Стрельцов, расступившихся по повелительному движению руки самозванца, Федька едва заметил. Его глаза встретились с воспаленными от боли глазами человека в заляпанном грязью польском платье, с обвязанной ногой и слипшимися в крови волосами, сидевшего у замшелой кирпичной стены, и не могли более оторваться, словно колдовская сила остановила их. Голова сама склонилась в поклоне, и каким-то боковым зрением молодой сотник увидел, что люди его тоже поклонились.

– Помню тебя! – первым заговорил самозванец. – Тебя ко мне в день перед Добрыничской битвой разъезд с поля притащил. Дерзок ты был, сбежал ловко! Вижу, вышел из тебя добрый воин.

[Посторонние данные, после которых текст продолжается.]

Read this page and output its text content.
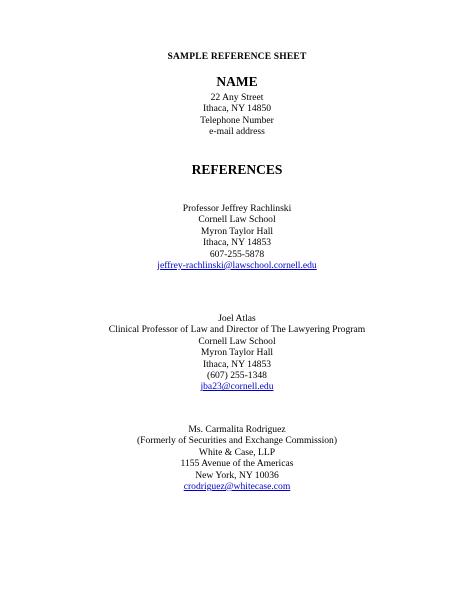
SAMPLE REFERENCE SHEET
NAME
22 Any Street
Ithaca, NY 14850
Telephone Number
e-mail address
REFERENCES
Professor Jeffrey Rachlinski
Cornell Law School
Myron Taylor Hall
Ithaca, NY 14853
607-255-5878
jeffrey-rachlinski@lawschool.cornell.edu
Joel Atlas
Clinical Professor of Law and Director of The Lawyering Program
Cornell Law School
Myron Taylor Hall
Ithaca, NY 14853
(607) 255-1348
jba23@cornell.edu
Ms. Carmalita Rodriguez
(Formerly of Securities and Exchange Commission)
White & Case, LLP
1155 Avenue of the Americas
New York, NY 10036
crodriguez@whitecase.com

Федька снова поклонился, не находя слов, чтобы сказать то, зачем пришел.

– Что замолк, будто камень проглотил? Говори! – повелел тот, кого язык уже не поворачивался назвать «самозванцем».

– Господин… – начал Федька с трудом, найдя, наконец, надлежащее обращение. – Господин, покорись! Сдавайся! Князь боярин Шуйский здесь, с ним многие и знатные люди – Татищев Михайло да Салтыков…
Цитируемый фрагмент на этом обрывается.